Commissioner Danielle Cohen Higgins called the last-minute EEL donation offer an “intentional distraction” and a “manufactured opportunity” by the developers to throw off the county and secure another vote deferral of their project.
“This sounds like you all are just saying anything to push this across the finish line,” she said. “Having a fourth deferral, I think, is an embarrassment to Miami-Dade County.”
After Gassant made the offers, county attorneys scrambled to figure out how they would work out legally. For one, Miami-Dade can’t enforce the living wage vow because Blumenthal and Hevia’s project would rise on a privately owned site and not on county land, Miami-Dade’s attorney said. Issues also could arise with enforcing the EEL donation commitment with future owners of South Dade Logistics if the developers opt to sell the project.
The proposal has highlighted the controversy of building outside the UDB in Miami-Dade. The developers and their supporters argue South Dade Logistics will be an economic boon for the area, offering jobs in the technology field. But environmentalists have pushed back, saying the county has enough industrial development land inside the UDB, and the project site is vital for Everglades restoration and farming needs.

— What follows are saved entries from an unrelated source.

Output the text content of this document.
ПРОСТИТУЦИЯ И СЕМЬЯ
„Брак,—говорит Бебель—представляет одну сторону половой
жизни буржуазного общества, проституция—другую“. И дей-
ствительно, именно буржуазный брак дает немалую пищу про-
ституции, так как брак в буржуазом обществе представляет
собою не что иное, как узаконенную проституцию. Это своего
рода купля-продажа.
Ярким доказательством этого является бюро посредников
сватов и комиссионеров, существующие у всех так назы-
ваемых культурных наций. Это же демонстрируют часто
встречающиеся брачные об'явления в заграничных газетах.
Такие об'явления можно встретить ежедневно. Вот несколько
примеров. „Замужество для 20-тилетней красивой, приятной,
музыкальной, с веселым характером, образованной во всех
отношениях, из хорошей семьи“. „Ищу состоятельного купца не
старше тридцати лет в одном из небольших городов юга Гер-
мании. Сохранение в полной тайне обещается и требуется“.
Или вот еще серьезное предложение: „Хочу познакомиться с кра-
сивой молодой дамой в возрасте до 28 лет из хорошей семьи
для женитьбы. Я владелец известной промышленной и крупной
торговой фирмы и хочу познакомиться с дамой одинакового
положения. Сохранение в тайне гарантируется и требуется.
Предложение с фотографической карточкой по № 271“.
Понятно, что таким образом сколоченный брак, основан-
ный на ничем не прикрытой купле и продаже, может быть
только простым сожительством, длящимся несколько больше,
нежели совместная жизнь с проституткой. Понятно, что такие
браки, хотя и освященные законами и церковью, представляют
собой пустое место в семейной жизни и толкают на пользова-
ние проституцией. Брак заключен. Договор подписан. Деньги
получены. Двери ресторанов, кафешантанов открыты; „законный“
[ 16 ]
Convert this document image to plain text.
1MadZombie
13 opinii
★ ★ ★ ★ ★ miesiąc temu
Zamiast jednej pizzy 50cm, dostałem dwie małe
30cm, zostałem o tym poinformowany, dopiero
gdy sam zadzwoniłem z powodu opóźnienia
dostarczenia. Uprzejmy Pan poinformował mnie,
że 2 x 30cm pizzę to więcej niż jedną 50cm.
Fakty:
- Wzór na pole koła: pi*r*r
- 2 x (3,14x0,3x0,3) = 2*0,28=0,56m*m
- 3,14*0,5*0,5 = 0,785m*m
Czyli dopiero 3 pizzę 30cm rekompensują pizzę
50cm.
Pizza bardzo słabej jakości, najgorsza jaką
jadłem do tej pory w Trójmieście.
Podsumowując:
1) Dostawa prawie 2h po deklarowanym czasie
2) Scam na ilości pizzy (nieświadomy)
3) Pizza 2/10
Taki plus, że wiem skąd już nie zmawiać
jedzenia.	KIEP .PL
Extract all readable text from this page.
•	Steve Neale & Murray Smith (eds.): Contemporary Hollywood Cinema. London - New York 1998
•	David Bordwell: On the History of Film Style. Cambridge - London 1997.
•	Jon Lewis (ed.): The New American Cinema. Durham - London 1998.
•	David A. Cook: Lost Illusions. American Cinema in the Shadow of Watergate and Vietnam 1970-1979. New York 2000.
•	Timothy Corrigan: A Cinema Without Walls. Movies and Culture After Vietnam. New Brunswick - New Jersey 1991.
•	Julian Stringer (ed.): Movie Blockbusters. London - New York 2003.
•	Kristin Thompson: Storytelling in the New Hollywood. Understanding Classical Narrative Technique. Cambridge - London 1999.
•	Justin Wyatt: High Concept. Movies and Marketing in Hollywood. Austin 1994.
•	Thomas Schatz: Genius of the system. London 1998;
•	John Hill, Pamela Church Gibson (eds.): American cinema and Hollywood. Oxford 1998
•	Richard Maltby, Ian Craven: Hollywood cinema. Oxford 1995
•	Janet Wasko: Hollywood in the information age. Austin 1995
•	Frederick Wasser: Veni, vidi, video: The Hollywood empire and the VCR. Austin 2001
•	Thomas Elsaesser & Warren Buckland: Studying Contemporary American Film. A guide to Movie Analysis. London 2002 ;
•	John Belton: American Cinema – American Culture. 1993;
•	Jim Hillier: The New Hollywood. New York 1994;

Commissioners previously deferred a vote on May 19, June 1 and Sept. 22.
Blumenthal and Hevia have the support of seven commissioners, but need an eighth to capitulate to secure the required two-thirds vote to move the UDB. (Usually, they would need nine ‘yes’ votes, but the math changed when commissioner Joe Martinez was suspended from office after he was arrested over corruption charges.)
Commissioner Raquel Regalado, who so far has been part of the ‘no’ camp on the dais, expressed interest in the EEL donation. The purchases of these lands so far have been funded by taxpayers, she said.
“What’s being offered, if it had been offered in the application originally, it would have been a very different conversation,” she said.
South Dade Logistics’ developers have argued that their project actually would be better for the environment than leaving the land as is. The site now could be developed with a packing house that would be connected to septic tanks, which could lead to environmental pollution, Gassant, the developers’ attorney, told commissioners.
In another issue, owners of farmland on the site are dealing with high water levels because of sea level rise, said commissioner Rebeca Sosa, who is part of the ‘yes’ camp on the dais. Precluding the development would stand in the way of the farmers selling the land that soon might not be farmable, she said.
Miami-Dade Mayor Daniella Levine Cava, whose administration has recommended denial of the project, disagreed. The proposal implies a “future demise of agriculture,” and that is premature, she said. The EEL donation proffer is good, but not enough.
“It doesn’t address the many concerns about this application,” she said. “So I do not see this as a quid pro quo.”